Wednesday, February 06, 2013

Guns and Statists

Politics makes strange bedfellows. Parties routinely swap positions on issues. For example, prior to the advent of radical environmentalism, conservation was a cause of the right. The KKK was a radical leftwing movement akin to OWS.

Because partisans routinely switch positions on issues, one should always ask: What would happen if my beloved political issue is captured by the other party?

Currently, guns are associated with the freedom movement.

Imagine what would happen if statists took control of the issue. A statist gun nut would require everyone to own a gun. Even worse, such people are likely to force people into militias to march up and down the street wearing silly uniforms.

In Idaho, the gun debate has some inspired to build a Walled Medieval village to be called The Citadel. The Citadel is a top-down planned community that will demand conformity to the ideology of the group's leader. The site says:

Marxists, Socialists, Liberals and Establishment Republicans will likely find that life in our community is incompatible with their existing ideology and preferred lifestyles.


I've actually read Hegel and Marx. This Kafkaesque community seems to be a nightmare right out of The Material Dialectics. The Citadel appears to be reacting to national tyranny by creating local tyranny.

Anyway, I find the fact that the far right is interested in building medieval fortresses an interesting metaphor. The radical left put America on the road to serfdom. The far right is not the antidote to this crisis. Arch-conservatives, with an unseemly bunker-mantality, are not preventing the destruction of our nation. Conservatives, as they engage in action/reaction politics, actually accelerates the rate of decline.

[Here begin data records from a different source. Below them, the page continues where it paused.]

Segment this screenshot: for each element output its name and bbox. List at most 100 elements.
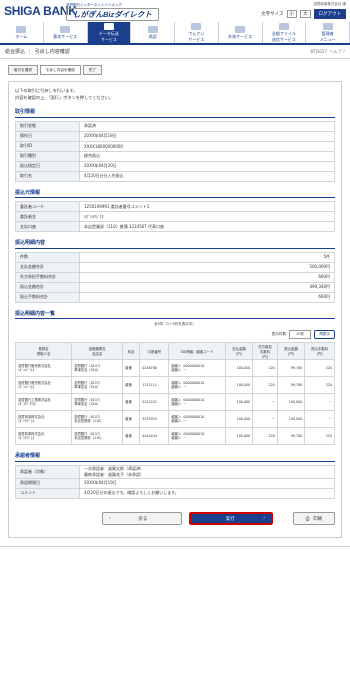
row-label: 支払金額合計 — [15, 261, 80, 273]
table-cell: 滋賀商事株式会社 ｼｶﾞｼﾖｳｼﾞ(ｶ — [14, 410, 73, 428]
column-header: EDI情報／顧客コード — [168, 342, 226, 360]
row-value: 1250109991 委託者番号コメント1 — [79, 201, 335, 212]
header: SHIGA BANK 滋賀銀行インターネットバンキング しがぎんBizダイレクト… — [0, 0, 350, 22]
detail-list-table: 登録名 受取人名 金融機関名 支店名 科目 口座番号 EDI情報／顧客コード 支払金額 (円) 先… — [14, 342, 335, 445]
nav-item-2[interactable]: データ伝送 サービス — [87, 22, 132, 43]
row-label: 振込指定日 — [15, 160, 80, 172]
nav-icon — [191, 22, 202, 30]
table-row: 委託者名 ｼｶﾞｼﾖｳｼﾞ(ｶ — [15, 211, 335, 222]
nav-icon — [147, 25, 158, 33]
refresh-button[interactable]: 再表示 — [314, 330, 335, 339]
nav-item-7[interactable]: 管理者 メニュー — [306, 22, 350, 43]
table-cell: 顧客1：0000000010 顧客2：－ — [168, 376, 226, 394]
nav-item-5[interactable]: 外為サービス — [219, 22, 263, 43]
table-row: 取引種別 総合振込 — [15, 150, 335, 162]
row-label: 委託者名 — [15, 211, 80, 222]
row-label: 先方負担手数料合計 — [15, 271, 80, 283]
nav-icon — [322, 22, 333, 30]
nav-label: でんさい サービス — [188, 30, 205, 42]
table-row: 滋賀銀行販売株式会社 ｼｶﾞﾊﾝﾊﾞｲ(ｶ 滋賀銀行（0157） 草津支店（510）普… — [14, 376, 335, 394]
row-value: ｼｶﾞｼﾖｳｼﾞ(ｶ — [79, 211, 335, 222]
logout-button[interactable]: ログアウト — [313, 9, 346, 19]
table-row: 委託者コード 1250109991 委託者番号コメント1 — [15, 201, 335, 212]
pager-summary: 全5件（1〜5件を表示中） — [154, 322, 196, 326]
page-title-bar: 総合振込 | 引戻し内容確認 BTJS027 ヘルプ ? — [0, 45, 350, 59]
table-cell: 100,000 — [224, 427, 254, 445]
nav-icon — [235, 25, 246, 33]
step-1: 取引を選択 — [8, 65, 38, 75]
row-label: 取引種別 — [15, 150, 80, 162]
table-cell: 220 — [304, 359, 335, 377]
row-value: 総合振込 — [79, 150, 335, 162]
row-value: 660円 — [79, 291, 335, 303]
print-button[interactable]: ⎙ 印刷 — [293, 512, 335, 525]
approver-info-table: 承認者（対象） 一次承認者：滋賀太郎（承認済） 最終承認者：滋賀花子（未承認） 承認期… — [15, 464, 335, 499]
row-label: 件数 — [15, 251, 80, 263]
table-cell: 220 — [304, 427, 335, 445]
row-label: 承認期限日 — [15, 477, 80, 489]
table-row: 振込指定日 20XX年04月20日 — [15, 160, 335, 172]
table-cell: 滋賀銀行（0157） 本店営業部（110） — [71, 410, 124, 428]
table-cell: 220 — [304, 376, 335, 394]
column-header: 金融機関名 支店名 — [71, 342, 124, 360]
table-cell: 220 — [252, 427, 278, 445]
page-subtitle: 引戻し内容確認 — [34, 49, 70, 55]
font-size-large-button[interactable]: 大 — [300, 10, 311, 18]
row-value: 本店営業部（110）普通 1234567 代表口座 — [79, 221, 335, 232]
table-cell: 100,000 — [276, 393, 306, 411]
row-value: 20XX年04月18日 — [79, 130, 335, 142]
row-value: 660円 — [79, 271, 335, 283]
table-row: 振込金額合計 499,340円 — [15, 281, 335, 293]
nav-label: データ伝送 サービス — [98, 30, 119, 42]
nav-icon — [60, 25, 71, 33]
table-cell: 普通 — [122, 393, 141, 411]
table-row: 承認期限日 20XX年04月19日 — [15, 477, 335, 489]
table-cell: 0246780 — [139, 359, 170, 377]
table-cell: 100,000 — [224, 410, 254, 428]
row-value: 4月20日分の振込です。確認よろしくお願いします。 — [79, 487, 335, 499]
row-value: 20XX年04月19日 — [79, 477, 335, 489]
service-logo: 滋賀銀行インターネットバンキング しがぎんBizダイレクト — [66, 3, 159, 21]
table-row: 操作日 20XX年04月18日 — [15, 130, 335, 142]
column-header: 先方負担 手数料 (円) — [252, 342, 278, 360]
nav-icon — [103, 22, 114, 30]
nav-item-4[interactable]: でんさい サービス — [175, 22, 219, 43]
help-link[interactable]: ヘルプ — [330, 49, 342, 54]
nav-icon — [278, 22, 289, 30]
table-row: 支払金額合計 500,000円 — [15, 261, 335, 273]
nav-item-6[interactable]: 全銀ファイル 送信サービス — [263, 22, 307, 43]
nav-item-1[interactable]: 基本サービス — [44, 22, 88, 43]
row-value: 一次承認者：滋賀太郎（承認済） 最終承認者：滋賀花子（未承認） — [79, 464, 335, 479]
nav-label: 全銀ファイル 送信サービス — [271, 30, 296, 42]
table-cell: 普通 — [122, 376, 141, 394]
table-cell: 普通 — [122, 359, 141, 377]
row-label: 承認者（対象） — [15, 464, 80, 479]
row-label: 支払口座 — [15, 221, 80, 232]
table-cell: 普通 — [122, 427, 141, 445]
table-cell: 99,780 — [276, 359, 306, 377]
step-indicator: 取引を選択 引戻し内容を確認 完了 — [0, 59, 350, 81]
step-3: 完了 — [82, 65, 102, 75]
nav-icon — [16, 25, 27, 33]
nav-item-3[interactable]: 承認 — [131, 22, 175, 43]
column-header: 振込金額 (円) — [276, 342, 306, 360]
row-value: 承認済 — [79, 120, 335, 132]
table-row: 取引名 4月20日分仕入先振込 — [15, 170, 335, 182]
font-size-small-button[interactable]: 小 — [286, 10, 297, 18]
column-header: 口座番号 — [139, 342, 170, 360]
page-size-select[interactable]: 10件 — [289, 330, 312, 339]
row-label: コメント — [15, 487, 80, 499]
font-size-label: 文字サイズ — [261, 12, 284, 17]
table-cell: 顧客1：0000000010 顧客2：－ — [168, 393, 226, 411]
table-cell: 顧客1：0000000010 顧客2：－ — [168, 410, 226, 428]
nav-label: 管理者 メニュー — [319, 30, 336, 42]
table-cell: 4444444 — [139, 427, 170, 445]
table-row: 取引ID XXXX18000000000 — [15, 140, 335, 152]
nav-item-0[interactable]: ホーム — [0, 22, 44, 43]
help-icon[interactable]: ? — [343, 49, 345, 54]
row-label: 委託者コード — [15, 201, 80, 212]
back-button[interactable]: ‹ 戻る — [102, 512, 182, 525]
table-row: 取引状態 承認済 — [15, 120, 335, 132]
section-title: 承認者情報 — [15, 452, 335, 462]
execute-button[interactable]: 実行 › — [188, 511, 274, 526]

The Material Dialectics works by creating conflicts. As the left and right wrangle over the conflict, the forces of tyranny move in and take control. Local tyranny is never the answer to national tyranny, however, those who are seeking political power are skilled at turning conflict to their favor.

Meanwhile, those who seek rational, free market approaches to world challenges are shoved to the side. For example, for five years I've had the simple goal of finding a "conservative" group willing to talk about free market health care and have had no success.

Health Care could be the winning issue for the freedom movement; however, the second one mentions alternatives to insurance, the debate is shutdown and people locked out.